Orascom Telecom Media approved its dividend after the company agreed to sell most of its stake in Egyptian Co. for Mobile Services, the operator known as Mobinil, to France Telecom SA. Orascom Telecom Media was spun off from Orascom Telecom Holding SAE earlier this year to facilitate a $6.5 billion merger between parent Wind Telecom SpA and Russia’s VimpelCom.
Tamweel
Tamweel may sell Islamic bonds priced at about 335 basis points to 345 basis points over the one-month dollar Libor, according to two investors familiar with the plan.

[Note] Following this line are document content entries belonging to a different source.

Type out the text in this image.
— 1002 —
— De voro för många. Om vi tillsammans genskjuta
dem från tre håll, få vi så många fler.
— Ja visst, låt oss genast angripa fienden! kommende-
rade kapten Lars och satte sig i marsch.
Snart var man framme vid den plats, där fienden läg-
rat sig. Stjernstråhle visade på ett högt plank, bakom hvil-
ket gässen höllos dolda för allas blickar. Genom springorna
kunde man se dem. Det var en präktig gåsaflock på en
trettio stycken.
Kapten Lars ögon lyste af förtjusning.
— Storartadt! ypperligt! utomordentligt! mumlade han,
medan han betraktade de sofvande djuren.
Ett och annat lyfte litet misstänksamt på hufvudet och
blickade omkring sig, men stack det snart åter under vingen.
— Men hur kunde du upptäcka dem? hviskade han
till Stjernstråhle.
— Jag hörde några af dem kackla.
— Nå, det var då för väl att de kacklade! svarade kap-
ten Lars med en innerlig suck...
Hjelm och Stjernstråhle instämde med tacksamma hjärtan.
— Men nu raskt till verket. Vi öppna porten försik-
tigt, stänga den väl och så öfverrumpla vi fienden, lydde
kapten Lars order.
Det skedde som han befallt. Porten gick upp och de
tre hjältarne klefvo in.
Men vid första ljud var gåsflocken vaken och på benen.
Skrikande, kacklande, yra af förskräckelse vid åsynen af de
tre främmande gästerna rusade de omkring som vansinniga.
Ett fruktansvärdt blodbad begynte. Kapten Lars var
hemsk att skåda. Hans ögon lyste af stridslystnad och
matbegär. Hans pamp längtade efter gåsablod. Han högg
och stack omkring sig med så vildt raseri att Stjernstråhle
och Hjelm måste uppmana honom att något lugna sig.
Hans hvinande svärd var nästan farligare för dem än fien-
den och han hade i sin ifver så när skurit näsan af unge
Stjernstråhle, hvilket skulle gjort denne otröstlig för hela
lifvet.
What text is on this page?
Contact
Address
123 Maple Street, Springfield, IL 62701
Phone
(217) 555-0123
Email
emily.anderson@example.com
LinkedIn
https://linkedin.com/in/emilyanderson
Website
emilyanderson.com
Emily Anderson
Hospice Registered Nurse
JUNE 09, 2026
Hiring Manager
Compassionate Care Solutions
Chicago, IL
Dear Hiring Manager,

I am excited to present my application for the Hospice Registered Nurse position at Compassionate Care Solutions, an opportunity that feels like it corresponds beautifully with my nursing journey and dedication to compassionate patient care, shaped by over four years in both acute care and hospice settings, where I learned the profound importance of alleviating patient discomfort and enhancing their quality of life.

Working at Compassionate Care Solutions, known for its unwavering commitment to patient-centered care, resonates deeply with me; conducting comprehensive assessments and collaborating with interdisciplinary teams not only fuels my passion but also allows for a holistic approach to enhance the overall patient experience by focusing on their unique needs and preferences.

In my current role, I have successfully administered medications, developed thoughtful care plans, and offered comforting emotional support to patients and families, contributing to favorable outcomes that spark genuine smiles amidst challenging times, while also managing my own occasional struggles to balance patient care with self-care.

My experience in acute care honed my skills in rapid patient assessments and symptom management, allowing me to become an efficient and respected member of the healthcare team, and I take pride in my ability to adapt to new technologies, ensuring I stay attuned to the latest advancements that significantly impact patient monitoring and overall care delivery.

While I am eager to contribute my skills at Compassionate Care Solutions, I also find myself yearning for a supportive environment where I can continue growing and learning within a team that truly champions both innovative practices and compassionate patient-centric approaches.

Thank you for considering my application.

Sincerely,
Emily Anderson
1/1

The company plans to raise $235 million from the planned sale of bonds, according to the people, who asked not to be identified because the information is private.
Bahrain bond
Bahrain plans to issue a benchmark-sized 10-year dollar bond this week, lead arrangers said, after testing investor appetite in roadshows that conclude on Tuesday. Initial price guidance for the issue, which appears to be a single-tranche deal, was at a spread of 462.5 basis points over midswaps. At current swap prices, that equates to a coupon of 6.375 percent; 10-year midswaps were quoted at 1.75 percent on Tuesday. Bahrain had initially looked to sell a $1-billion conventional bond at the beginning of 2011 but was forced to postpone plans due to political unrest in the country.
IPIC
Abu Dhabi’s International Petroleum Investment Co., or IPIC, has formed a 50-50 joint venture with Oman Oil Co. to own and develop a refinery and petrochemical complex in Duqm, Oman. The joint venture is to build a refinery in the project’s first phase, IPIC and Oman Oil said in an emailed statement. The refinery, targeted for completion in 2017, is expected to have a capacity of 230,000 barrels per day. A second phase of construction is to encompass the petrochemical complex. Duqm Refinery and Petrochemical Industries, as the joint venture is called, would take advantage of Duqm’s “strategic location” along one of the world’s most important shipping routes, Nasser Bin Khamis Al Jasmi, Oman Oil’s chairman, said in the statement. Duqm is on Oman’s southeastern coast. IPIC is an investment vehicle owned by the Abu Dhabi government. Oman Oil is wholly owned by Oman’s government.
Qatar Telecom
Qatar Telecom QSC offered to buy the shares it doesn’t already own in National Mobile Telecommunications Co., according to a statement issued by Kuwait’s Capital Markets Authority. The shares of National Mobile Telecommunications, also known as Wataniya Telecom, will be suspended from trading until the regulator takes a decision on the request, according to the statement posted on the Kuwait stock exchange website. It didn’t provide financial details of the offer. Qatar Telecom, the nation’s biggest phone company, owns a 52.5 percent stake in Wataniya Telecom, according to data compiled by Bloomberg. Wataniya Telecom shares, which closed trade at 2,200 fils on Monday, were suspended from trading on Tuesday. The stock has gained 13 per cent this year.
Aamal
Aamal Co., a Qatari diversified holding, has signed a joint venture agreement with South Korea’s C&C Lightway to market lighting products locally and in other Gulf states and to set up a factory in Qatar in the near future, Doha-based Al Arab daily reported on Tuesday. The factory will be involved in the assembly and manufacture of light-emitting diode, or LED, bulbs and other lighting products by using C&C Lightway’s technology and know-how, the paper reports. Aamal’s chairman Sheikh Faisal Bin Qassim Al Thani said according to the daily that the planned joint venture is part of his company’s strategy to supply products in strong demand particularly in the Gulf’s fast growing economies.